The Frenchman guided Belarusian Victoria Azarenka to the top of the women’s rankings and to successive Australian Open titles in 2012 and 2013.
“I know, I told him that,” Muguruza quipped with a beaming grin.
No pressure, Sam.

The secret to Muguruza's success
Following a watershed season in which the Spaniard reached her first Grand Slam final at Wimbledon, Sumyk was brought into the coaching fold during last year’s Asian swing.
The combination was successful from the outset. Muguruza reached the final in Wuhan and won the title in Beijing. She went on to make the semifinals at the WTA Tour Finals, falling to eventual champion Agnieszka Radwanska, having gone undefeated in round-robin play.
The 22-year-old assured reporters the calm and collected Sumyk, though, had not imparted any specific tips on what it would take to land a maiden Grand Slam title at Melbourne Park.
“There is no recipe. I mean, I come here as prepared as possible,” Muguruza said. “After the pre-season, everybody's fit here.
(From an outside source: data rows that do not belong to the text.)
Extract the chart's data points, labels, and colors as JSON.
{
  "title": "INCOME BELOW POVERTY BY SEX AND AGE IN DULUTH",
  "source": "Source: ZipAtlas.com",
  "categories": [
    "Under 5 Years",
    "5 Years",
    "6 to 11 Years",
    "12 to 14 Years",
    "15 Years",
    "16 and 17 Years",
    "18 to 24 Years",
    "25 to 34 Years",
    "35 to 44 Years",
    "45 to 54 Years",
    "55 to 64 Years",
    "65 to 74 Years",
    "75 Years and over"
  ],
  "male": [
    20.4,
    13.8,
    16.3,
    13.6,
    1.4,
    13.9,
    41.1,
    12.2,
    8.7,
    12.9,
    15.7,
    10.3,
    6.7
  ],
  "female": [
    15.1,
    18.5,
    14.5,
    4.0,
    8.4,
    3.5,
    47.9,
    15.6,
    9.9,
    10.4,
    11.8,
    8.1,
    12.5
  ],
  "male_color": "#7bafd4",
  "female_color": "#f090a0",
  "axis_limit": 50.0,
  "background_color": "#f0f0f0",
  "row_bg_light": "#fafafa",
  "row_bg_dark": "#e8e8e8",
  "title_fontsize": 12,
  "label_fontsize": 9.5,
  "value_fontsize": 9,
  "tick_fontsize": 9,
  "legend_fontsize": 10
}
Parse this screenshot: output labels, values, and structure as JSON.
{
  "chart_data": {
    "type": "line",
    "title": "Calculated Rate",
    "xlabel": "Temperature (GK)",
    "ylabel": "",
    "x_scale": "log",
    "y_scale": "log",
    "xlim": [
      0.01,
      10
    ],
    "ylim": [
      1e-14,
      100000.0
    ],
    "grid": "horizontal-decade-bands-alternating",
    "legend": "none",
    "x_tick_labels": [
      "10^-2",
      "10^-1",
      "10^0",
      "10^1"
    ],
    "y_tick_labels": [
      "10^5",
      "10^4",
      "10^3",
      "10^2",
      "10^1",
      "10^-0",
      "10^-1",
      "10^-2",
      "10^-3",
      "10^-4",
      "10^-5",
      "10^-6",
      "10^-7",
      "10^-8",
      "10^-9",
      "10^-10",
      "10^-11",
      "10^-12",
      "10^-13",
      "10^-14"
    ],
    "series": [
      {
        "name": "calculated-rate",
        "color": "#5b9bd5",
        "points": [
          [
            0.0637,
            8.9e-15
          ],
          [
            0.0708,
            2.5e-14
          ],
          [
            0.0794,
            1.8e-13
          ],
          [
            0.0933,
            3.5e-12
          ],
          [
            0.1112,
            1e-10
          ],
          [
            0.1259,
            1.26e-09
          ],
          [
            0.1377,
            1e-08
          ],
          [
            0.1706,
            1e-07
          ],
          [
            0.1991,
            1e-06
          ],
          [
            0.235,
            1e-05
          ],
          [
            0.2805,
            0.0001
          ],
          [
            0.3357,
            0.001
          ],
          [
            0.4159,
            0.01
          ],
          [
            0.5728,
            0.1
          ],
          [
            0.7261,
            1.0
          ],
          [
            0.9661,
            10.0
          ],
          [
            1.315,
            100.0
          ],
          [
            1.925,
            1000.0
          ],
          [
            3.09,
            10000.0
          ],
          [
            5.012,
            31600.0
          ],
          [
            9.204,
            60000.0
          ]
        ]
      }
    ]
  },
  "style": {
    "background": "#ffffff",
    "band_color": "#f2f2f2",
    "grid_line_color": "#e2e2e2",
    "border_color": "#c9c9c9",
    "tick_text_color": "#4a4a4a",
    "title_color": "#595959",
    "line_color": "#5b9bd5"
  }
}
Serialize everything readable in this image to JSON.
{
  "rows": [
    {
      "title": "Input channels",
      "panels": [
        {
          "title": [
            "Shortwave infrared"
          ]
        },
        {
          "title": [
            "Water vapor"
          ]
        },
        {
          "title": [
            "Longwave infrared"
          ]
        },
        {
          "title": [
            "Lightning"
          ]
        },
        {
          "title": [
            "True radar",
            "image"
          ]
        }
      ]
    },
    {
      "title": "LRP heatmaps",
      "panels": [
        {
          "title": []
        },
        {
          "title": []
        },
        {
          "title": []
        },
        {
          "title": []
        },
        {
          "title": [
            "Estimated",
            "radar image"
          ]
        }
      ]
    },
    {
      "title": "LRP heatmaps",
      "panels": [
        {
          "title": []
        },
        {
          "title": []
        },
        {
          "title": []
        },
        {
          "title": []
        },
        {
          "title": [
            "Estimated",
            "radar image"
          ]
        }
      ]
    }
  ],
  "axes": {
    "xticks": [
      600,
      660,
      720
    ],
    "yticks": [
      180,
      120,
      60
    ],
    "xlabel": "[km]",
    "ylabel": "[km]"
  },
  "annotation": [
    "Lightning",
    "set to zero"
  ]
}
So nothing different.”
Returning to Melbourne Park at full fitness, though, had been a concern for the Spaniard as recent as last week. After retiring mid-match in Brisbane with a foot injury against Varvara Lepchenko, she took time off to give her body its best chance to be ready for the grind of the next fortnight.
“My foot is good,” she said. “I had time to recover from Brisbane. I needed a couple of days to rest. Yeah, it's improving.”
After her breakthrough success of 2015, Muguruza enters an Australian Open campaign with the added pressure of being the hunted for the first time.
Last year she pushed eventual champion Serena Williams to three sets in the fourth round at Melbourne Park, having sensationally upended the American in the second round at Roland Garros in 2014.
Still, she was only ranked No.24 at the start of last season. Had she known she would end the year as the world’s third-ranked woman her reaction would have been of utter disbelief.
“Well, for sure it would be like, wow! For sure,” she grinned. “It's great. It shows you that you can, if you want something, really get it. I proved (that).”
Samyk has been there and done that at the Australian Open. Muguruza holds hope she too can leave Melbourne Park at the end of the fortnight saying the same.